NetBackup will run a consistency check on the database (as you can see in the application logs). What you need to investigate is why its failing. What is wrong with them?

 

Or you need to disable this on the properties of the Exchange client.

Perform consistency check before backup with Microsoft Volume Shadow Copy Service (VSS)

Marianne
Level 6
Partner    VIP    Accredited Certified

Get your Exchange Admin to investigate this:

23:29:18.464 [14560.14712] <2> exchange_shadowcopy_access::V_CloseForRead(): ERR - consistency check failed for 'Microsoft Information Store:\MB014\'
23:29:18.464 [14560.14712] <2> tar_base::V_vTarMsgW: WRN - Exchange Validation for 'Microsoft Information Store:\MB014\' failed.  Please refer to the backup and application event logs for more details.
23:29:18.464 [14560.14712] <2> ov_log::V_GlobalLog: ERR - endChksgfilesCCheck:ErrTerm() failed with error code -1029.

NBU is reporting the error. 
Not causing it.

 

David_V_NL
Level 3

Hello Nicolai,

 

We didn't see any evidence of space running out in the windows eventlog.

In other cases where we had trouble with vss snapshot there was a clear message in the events of snapshots running out of space. Here we didn't see anything of this.

The disk where the database is running is 2 TB in size with aprox 1.5 TB free space.

The size of the database (without logs) is about 400 GB in size.
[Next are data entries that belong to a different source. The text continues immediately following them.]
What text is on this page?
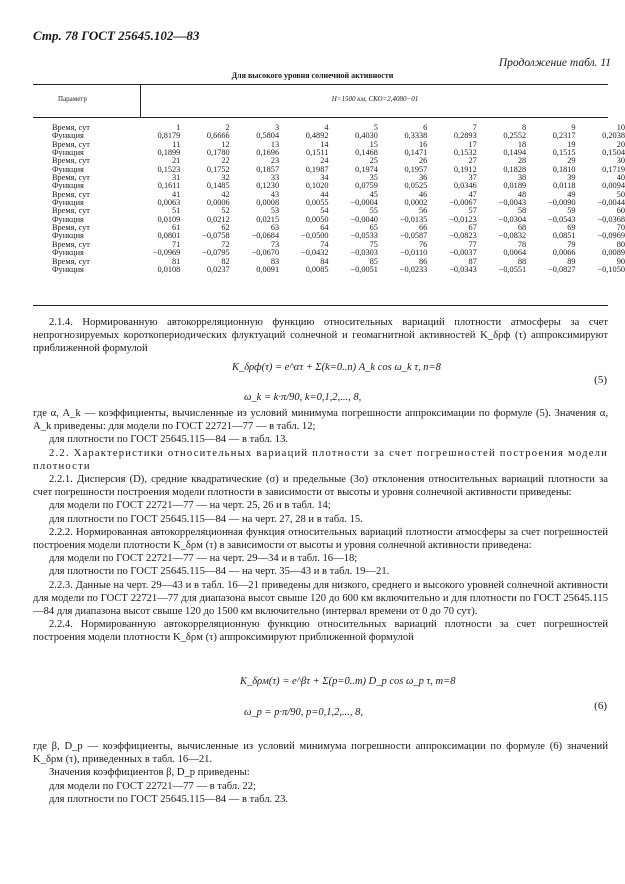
Стр. 78 ГОСТ 25645.102—83
Продолжение табл. 11
Для высокого уровня солнечной активности
Параметр	H=1500 км, СКО=2,4080−01
Время, сут	1	2	3	4	5	6	7	8	9	10
Функция	0,8179	0,6666	0,5804	0,4892	0,4030	0,3338	0,2893	0,2552	0,2317	0,2038
Время, сут	11	12	13	14	15	16	17	18	19	20
Функция	0,1899	0,1780	0,1696	0,1511	0,1468	0,1471	0,1532	0,1494	0,1515	0,1504
Время, сут	21	22	23	24	25	26	27	28	29	30
Функция	0,1523	0,1752	0,1857	0,1987	0,1974	0,1957	0,1912	0,1828	0,1810	0,1719
Время, сут	31	32	33	34	35	36	37	38	39	40
Функция	0,1611	0,1485	0,1230	0,1020	0,0759	0,0525	0,0346	0,0189	0,0118	0,0094
Время, сут	41	42	43	44	45	46	47	48	49	50
Функция	0,0063	0,0006	0,0008	0,0055	−0,0004	0,0002	−0,0067	−0,0043	−0,0090	−0,0044
Время, сут	51	52	53	54	55	56	57	58	59	60
Функция	0,0109	0,0212	0,0215	0,0050	−0,0040	−0,0135	−0,0123	−0,0304	−0,0543	−0,0368
Время, сут	61	62	63	64	65	66	67	68	69	70
Функция	0,0801	−0,0758	−0,0684	−0,0500	−0,0533	−0,0587	−0,0823	−0,0832	0,0851	−0,0969
Время, сут	71	72	73	74	75	76	77	78	79	80
Функция	−0,0969	−0,0795	−0,0670	−0,0432	−0,0303	−0,0110	−0,0037	0,0064	0,0066	0,0089
Время, сут	81	82	83	84	85	86	87	88	89	90
Функция	0,0108	0,0237	0,0091	0,0085	−0,0051	−0,0233	−0,0343	−0,0551	−0,0827	−0,1050

2.1.4. Нормированную автокорреляционную функцию относительных вариаций плотности атмосферы за счет непрогнозируемых короткопериодических флуктуаций солнечной и геомагнитной активностей K_δρф (τ) аппроксимируют приближенной формулой

K_δρф(τ) = e^ατ + Σ(k=0..n) A_k cos ω_k τ, n=8
ω_k = k·π/90, k=0,1,2,..., 8,
(5)

где α, A_k — коэффициенты, вычисленные из условий минимума погрешности аппроксимации по формуле (5). Значения α, A_k приведены: для модели по ГОСТ 22721—77 — в табл. 12;

для плотности по ГОСТ 25645.115—84 — в табл. 13.

2.2. Характеристики относительных вариаций плотности за счет погрешностей построения модели плотности

2.2.1. Дисперсия (D), средние квадратические (σ) и предельные (3σ) отклонения относительных вариаций плотности за счет погрешности построения модели плотности в зависимости от высоты и уровня солнечной активности приведены:

для модели по ГОСТ 22721—77 — на черт. 25, 26 и в табл. 14;

для плотности по ГОСТ 25645.115—84 — на черт. 27, 28 и в табл. 15.

2.2.2. Нормированная автокорреляционная функция относительных вариаций плотности атмосферы за счет погрешностей построения модели плотности K_δρм (τ) в зависимости от высоты и уровня солнечной активности приведена:

для модели по ГОСТ 22721—77 — на черт. 29—34 и в табл. 16—18;

для плотности по ГОСТ 25645.115—84 — на черт. 35—43 и в табл. 19—21.

2.2.3. Данные на черт. 29—43 и в табл. 16—21 приведены для низкого, среднего и высокого уровней солнечной активности для модели по ГОСТ 22721—77 для диапазона высот свыше 120 до 600 км включительно и для плотности по ГОСТ 25645.115—84 для диапазона высот свыше 120 до 1500 км включительно (интервал времени от 0 до 70 сут).

2.2.4. Нормированную автокорреляционную функцию относительных вариаций плотности за счет погрешностей построения модели плотности K_δρм (τ) аппроксимируют приближенной формулой

K_δρм(τ) = e^βτ + Σ(p=0..m) D_p cos ω_p τ, m=8
ω_p = p·π/90, p=0,1,2,..., 8,
(6)

где β, D_p — коэффициенты, вычисленные из условий минимума погрешности аппроксимации по формуле (6) значений K_δρм (τ), приведенных в табл. 16—21.

Значения коэффициентов β, D_p приведены:

для модели по ГОСТ 22721—77 — в табл. 22;

для плотности по ГОСТ 25645.115—84 — в табл. 23.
If the VSS snapshot is on the same disk ther should be enough space for a complete copy.

David

David_V_NL
Level 3

Hello Marianne,

Our Exchange admin is (at this moment) unable to find something wrong with the (original) database. The VSS copy is already deleted so we cannot investigate that anymore

Exchange Eventlogs don't reveal any extra information other than that is fails.
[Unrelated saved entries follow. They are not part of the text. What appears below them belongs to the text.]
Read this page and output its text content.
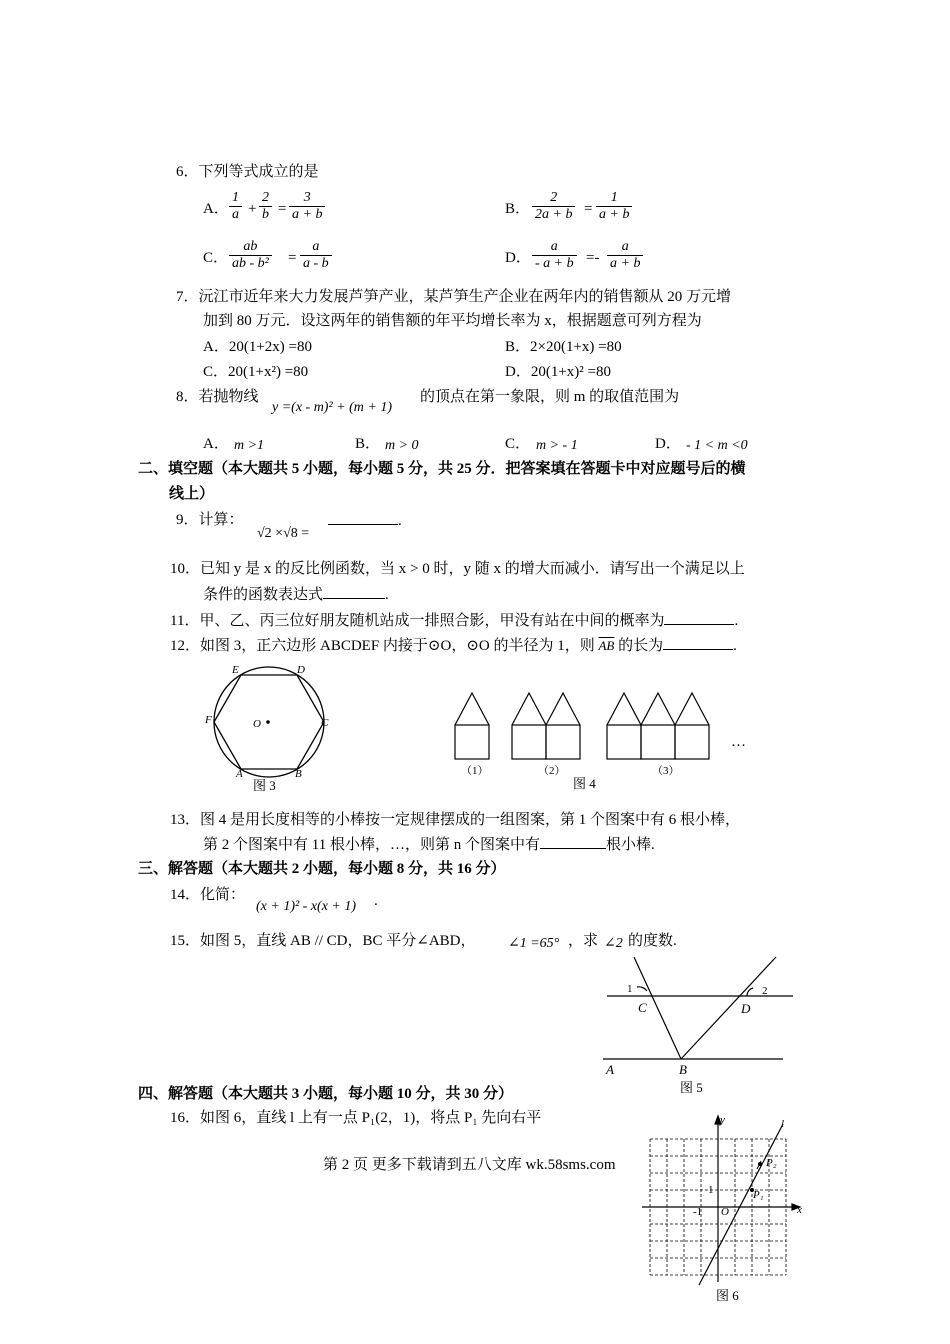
6．下列等式成立的是
A． $\frac{1}{a} + \frac{2}{b} = \frac{3}{a + b}$	B． $\frac{2}{2a + b} = \frac{1}{a + b}$
C． $\frac{ab}{\text{ab - b²}} = \frac{a}{a - b}$	D． $\frac{a}{- a + b} =- \frac{a}{a + b}$
7．沅江市近年来大力发展芦笋产业，某芦笋生产企业在两年内的销售额从 20 万元增
加到 80 万元．设这两年的销售额的年平均增长率为 x，根据题意可列方程为
A．20(1+2x) =80	B．2×20(1+x) =80
C．20(1+x²) =80	D．20(1+x)² =80
8．若抛物线
y =(x - m)² + (m + 1)
的顶点在第一象限，则 m 的取值范围为
A． m >1	B． m > 0	C． m > - 1	D． - 1 < m <0
二、填空题（本大题共 5 小题，每小题 5 分，共 25 分．把答案填在答题卡中对应题号后的横
线上）
9．计算：
√2 ×√8 =
.
10．已知 y 是 x 的反比例函数，当 x > 0 时，y 随 x 的增大而减小．请写出一个满足以上
条件的函数表达式	.
11．甲、乙、丙三位好朋友随机站成一排照合影，甲没有站在中间的概率为	.
12．如图 3，正六边形 ABCDEF 内接于⊙O，⊙O 的半径为 1，则 $\overline{AB}$ 的长为	.
E	D
F	C
O
A	B
图 3
（1）	（2）	（3）
…
图 4
13．图 4 是用长度相等的小棒按一定规律摆成的一组图案，第 1 个图案中有 6 根小棒，
第 2 个图案中有 11 根小棒，…，则第 n 个图案中有	根小棒.
三、解答题（本大题共 2 小题，每小题 8 分，共 16 分）
14．化简：
(x + 1)² - x(x + 1) .
15．如图 5，直线 AB // CD，BC 平分∠ABD， ∠1 =65° ，求 ∠2 的度数.
1	2
C	D
A	B
图 5
四、解答题（本大题共 3 小题，每小题 10 分，共 30 分）
16．如图 6，直线 l 上有一点 P₁(2，1)，将点 P₁ 先向右平
第 2 页 更多下载请到五八文库 wk.58sms.com
y	l
P₂
1	P₁
-1 O	x
图 6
The Backup runs OK on a rerun. That is the strange part.

I will ask the exchnage admin to see if he can investigate deeper and if more logging could be turned on.

 

David

 

David_V_NL
Level 3

Hello Riaan,

It is only the consistency check of the copy that is failing. The original database seens to bee ok.

Is disabling the consistency check a good idea?

 

David

RiaanBadenhorst
Moderator
Moderator
Partner    VIP    Accredited Certified

That would still cause issues.If the copy is not consistent that could also cause your log to not be truncated. I would try and figure out why its not consistent, after all, you'd want to use it in case you have a failure in the active copy.

David_V_NL
Level 3

Hello all,

It seems that our exchange enviroment was and stil is experiencing performance and stability issues.

We are looking into that, maybe it could have caused the failures

David